I finally decided to give this a go. You can use the following approach to buzz folks into your apartment or neighborhood gate. I tested this implementation last weekend when we had about 20 people over, and it works flawlessly. Here’s the basic premise:

  1. Get a Twilio account and buy a local Twilio phone number.
  2. Call your community management and have them change your number in the callbox to your Twilio number.
  3. Point your Twilio phone number at a simple web-app which will control access to your community.

Point 3 can be as complicated as you like, ranging from either (i) automatically buzzing in anyone to (ii) a complete phone menu where someone at your gate can select which roommate they wish to visit, input secret codes to automatically gain entrance, etc. For an in-depth example of this, you can read a great tutorial by Danielle Morrill which provides all the code and explanation of how she set up a multi-user door buzzer for her apartment.
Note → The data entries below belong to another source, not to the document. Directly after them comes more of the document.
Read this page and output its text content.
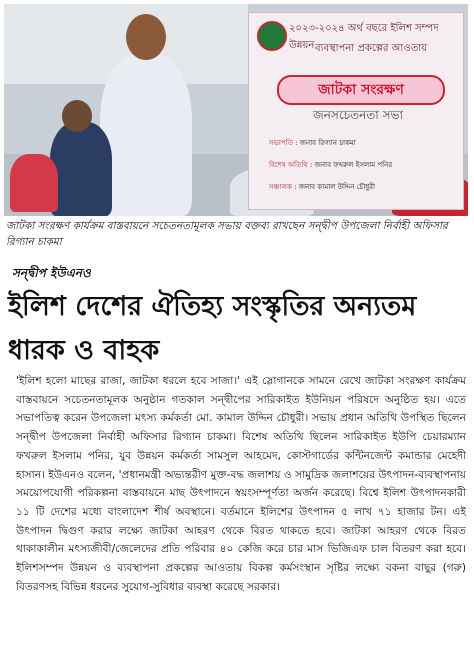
২০২৩-২০২৪ অর্থ বছরে ইলিশ সম্পদ উন্নয়ন ব্যবস্থাপনা প্রকল্পের আওতায়
জাটকা সংরক্ষণ
জনসচেতনতা সভা
সভাপতি : জনাব রিগ্যান চাকমা
বিশেষ অতিথি : জনাব ফখরুল ইসলাম পনির
সঞ্চালক : জনাব কামাল উদ্দিন চৌধুরী
জাটকা সংরক্ষণ কার্যক্রম বাস্তবায়নে সচেতনতামূলক সভায় বক্তব্য রাখছেন সন্দ্বীপ উপজেলা নির্বাহী অফিসার রিগ্যান চাকমা
সন্দ্বীপ ইউএনও
ইলিশ দেশের ঐতিহ্য সংস্কৃতির অন্যতম ধারক ও বাহক
'ইলিশ হলো মাছের রাজা, জাটকা ধরলে হবে সাজা।' এই স্লোগানকে সামনে রেখে জাটকা সংরক্ষণ কার্যক্রম বাস্তবায়নে সচেতনতামূলক অনুষ্ঠান গতকাল সন্দ্বীপের সারিকাইত ইউনিয়ন পরিষদে অনুষ্ঠিত হয়। এতে সভাপতিত্ব করেন উপজেলা মৎস্য কর্মকর্তা মো. কামাল উদ্দিন চৌধুরী। সভায় প্রধান অতিথি উপস্থিত ছিলেন সন্দ্বীপ উপজেলা নির্বাহী অফিসার রিগ্যান চাকমা। বিশেষ অতিথি ছিলেন সারিকাইত ইউপি চেয়ারম্যান ফখরুল ইসলাম পনির, যুব উন্নয়ন কর্মকর্তা সামসুল আহমেদ, কোস্টগার্ডের কন্টিনজেন্ট কমান্ডার মেহেদী হাসান। ইউএনও বলেন, 'প্রধানমন্ত্রী অভ্যন্তরীণ মুক্ত-বদ্ধ জলাশয় ও সামুদ্রিক জলাশয়ের উৎপাদন-ব্যবস্থাপনায় সময়োপযোগী পরিকল্পনা বাস্তবায়নে মাছ উৎপাদনে স্বয়ংসম্পূর্ণতা অর্জন করেছে। বিশ্বে ইলিশ উৎপাদনকারী ১১ টি দেশের মধ্যে বাংলাদেশ শীর্ষ অবস্থানে। বর্তমানে ইলিশের উৎপাদন ৫ লাখ ৭১ হাজার টন। এই উৎপাদন দ্বিগুণ করার লক্ষ্যে জাটকা আহরণ থেকে বিরত থাকতে হবে। জাটকা আহরণ থেকে বিরত থাকাকালীন মৎস্যজীবী/জেলেদের প্রতি পরিবার ৪০ কেজি করে চার মাস ভিজিএফ চাল বিতরণ করা হবে। ইলিশসম্পদ উন্নয়ন ও ব্যবস্থাপনা প্রকল্পের আওতায় বিকল্প কর্মসংস্থান সৃষ্টির লক্ষ্যে বকনা বাছুর (গরু) বিতরণসহ বিভিন্ন ধরনের সুযোগ-সুবিধার ব্যবস্থা করেছে সরকার।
In the end, I decided that Danielle’s implementation was way overkill for what I need. Here are the steps I wanted:

  1. Greet my guest.
  2. Play the #9 DTMF tone to buzz them in.
  3. Send me an SMS message saying “Intruder Alert!”

The Twilio API is incredibly well-documented so this is super simple to pull off. All you need to do is create a file called callbox.xml containing the following text, and put it in your public folder in Dropbox. Point your Twilio number at the public url of this file, and you are all set.

callbox.xml:

<Response>
    <Say>Greetings, I am an AI that Ben has employed to buzz friends into the neighborhood. Please wait for the gate to open.</Say>
    <Play>9.wav</Play>
    <Sms to="123-456-7890" from="098-765-4321" method="POST">Intruder alert!</Sms>
</Response>

All you have to do is replace 123-456-7890 with your cell phone number and 098-765-4321 with your Twilio number. The file 9.wav is a simple audio file containing the number 9 DTMF tone which should live in the same location in your public Dropbox folder. You can generate the DTMF tone this using this web utility.

I really like the simplicity of this solution for now. Since I receive a text message every time someone uses this, I can easily track if this is ever abused. If that starts happening, I will implement an algorithm like Danielle’s above which will require a secret passcode for entry. But for now, this is awesome. Thanks to Twilio for making this possible!